# NLP Information Extraction
---

## SparkContext and SparkSession

In [1]:
from pyspark import SparkContext
sc = SparkContext(master = 'local')

from pyspark.sql import SparkSession
spark = SparkSession.builder \
          .appName("Python Spark SQL basic example") \
          .config("spark.some.config.option", "some-value") \
          .getOrCreate()

## Simple NLP pipeline architecture

![](images/simple-nlp-pipeline.png)

**Reference:** Bird, Steven, Ewan Klein, and Edward Loper. Natural language processing with Python: analyzing text with the natural language toolkit. " O'Reilly Media, Inc.", 2009.

## Example data

The raw text is from the gutenberg corpus from the nltk package. The fileid is *milton-paradise.txt*.

### Get the data

#### Raw text

In [2]:
import nltk
from nltk.corpus import gutenberg

milton_paradise = gutenberg.raw('milton-paradise.txt')

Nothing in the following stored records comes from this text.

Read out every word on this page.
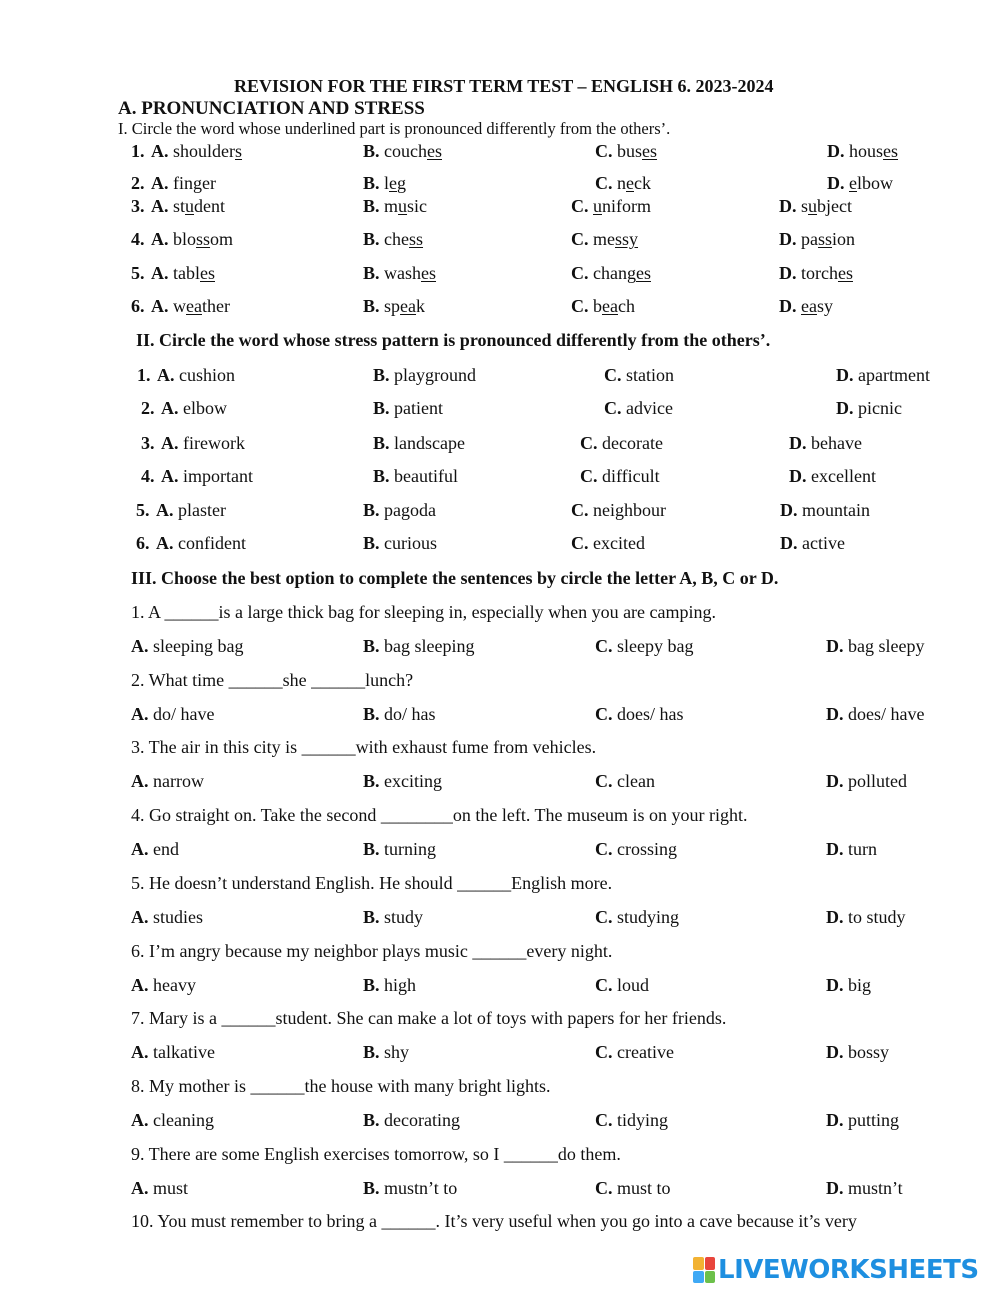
REVISION FOR THE FIRST TERM TEST – ENGLISH 6. 2023-2024
A. PRONUNCIATION AND STRESS
I. Circle the word whose underlined part is pronounced differently from the others’.
1. A. shoulders	B. couches	C. buses	D. houses
2. A. finger	B. leg	C. neck	D. elbow
3. A. student	B. music	C. uniform	D. subject
4. A. blossom	B. chess	C. messy	D. passion
5. A. tables	B. washes	C. changes	D. torches
6. A. weather	B. speak	C. beach	D. easy
II. Circle the word whose stress pattern is pronounced differently from the others’.
1. A. cushion	B. playground	C. station	D. apartment
2. A. elbow	B. patient	C. advice	D. picnic
3. A. firework	B. landscape	C. decorate	D. behave
4. A. important	B. beautiful	C. difficult	D. excellent
5. A. plaster	B. pagoda	C. neighbour	D. mountain
6. A. confident	B. curious	C. excited	D. active
III. Choose the best option to complete the sentences by circle the letter A, B, C or D.
1. A ______is a large thick bag for sleeping in, especially when you are camping.
A. sleeping bag	B. bag sleeping	C. sleepy bag	D. bag sleepy
2. What time ______she ______lunch?
A. do/ have	B. do/ has	C. does/ has	D. does/ have
3. The air in this city is ______with exhaust fume from vehicles.
A. narrow	B. exciting	C. clean	D. polluted
4. Go straight on. Take the second ________on the left. The museum is on your right.
A. end	B. turning	C. crossing	D. turn
5. He doesn’t understand English. He should ______English more.
A. studies	B. study	C. studying	D. to study
6. I’m angry because my neighbor plays music ______every night.
A. heavy	B. high	C. loud	D. big
7. Mary is a ______student. She can make a lot of toys with papers for her friends.
A. talkative	B. shy	C. creative	D. bossy
8. My mother is ______the house with many bright lights.
A. cleaning	B. decorating	C. tidying	D. putting
9. There are some English exercises tomorrow, so I ______do them.
A. must	B. mustn’t to	C. must to	D. mustn’t
10. You must remember to bring a ______. It’s very useful when you go into a cave because it’s very
LIVEWORKSHEETS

## Create a spark data frame to store raw text

* Use the `nltk.sent_tokenize()` function to split text into sentences.

In [5]:
import pandas as pd
pdf = pd.DataFrame({
        'sentences': nltk.sent_tokenize(milton_paradise)
    })
df = spark.createDataFrame(pdf)
df.show(n=5)

+--------------------+
|           sentences|
+--------------------+
|[Paradise Lost by...|
|And chiefly thou,...|
|Say first--for He...|
|Who first seduced...|
|Th' infernal Serp...|
+--------------------+
only showing top 5 rows



## Tokenization and POS tagging

In [8]:
from pyspark.sql.functions import udf
from pyspark.sql.types import *

## define udf function
def sent_to_tag_words(sent):
    wordlist = nltk.word_tokenize(sent)
    tagged_words = nltk.pos_tag(wordlist)
    return(tagged_words)
## define schema for returned result from the udf function
## the returned result is a list of tuples.
schema = ArrayType(StructType([
            StructField('f1', StringType()),
            StructField('f2', StringType())
        ]))
        
## the udf function
sent_to_tag_words_udf = udf(sent_to_tag_words, schema)

#### Transform data

In [9]:
df_tagged_words = df.select(sent_to_tag_words_udf(df.sentences).alias('tagged_words'))
df_tagged_words.show(5)

+--------------------+
|        tagged_words|
+--------------------+
|[[[,JJ], [Paradis...|
|[[And,CC], [chief...|
|[[Say,NNP], [firs...|
|[[Who,WP], [first...|
|[[Th,NNP], [',POS...|
+--------------------+
only showing top 5 rows



## Chunking

Chunking is the process of segmenting and labeling multitokens. The following example shows how to do a noun phrase chunking on the tagged words data frame from the previous step.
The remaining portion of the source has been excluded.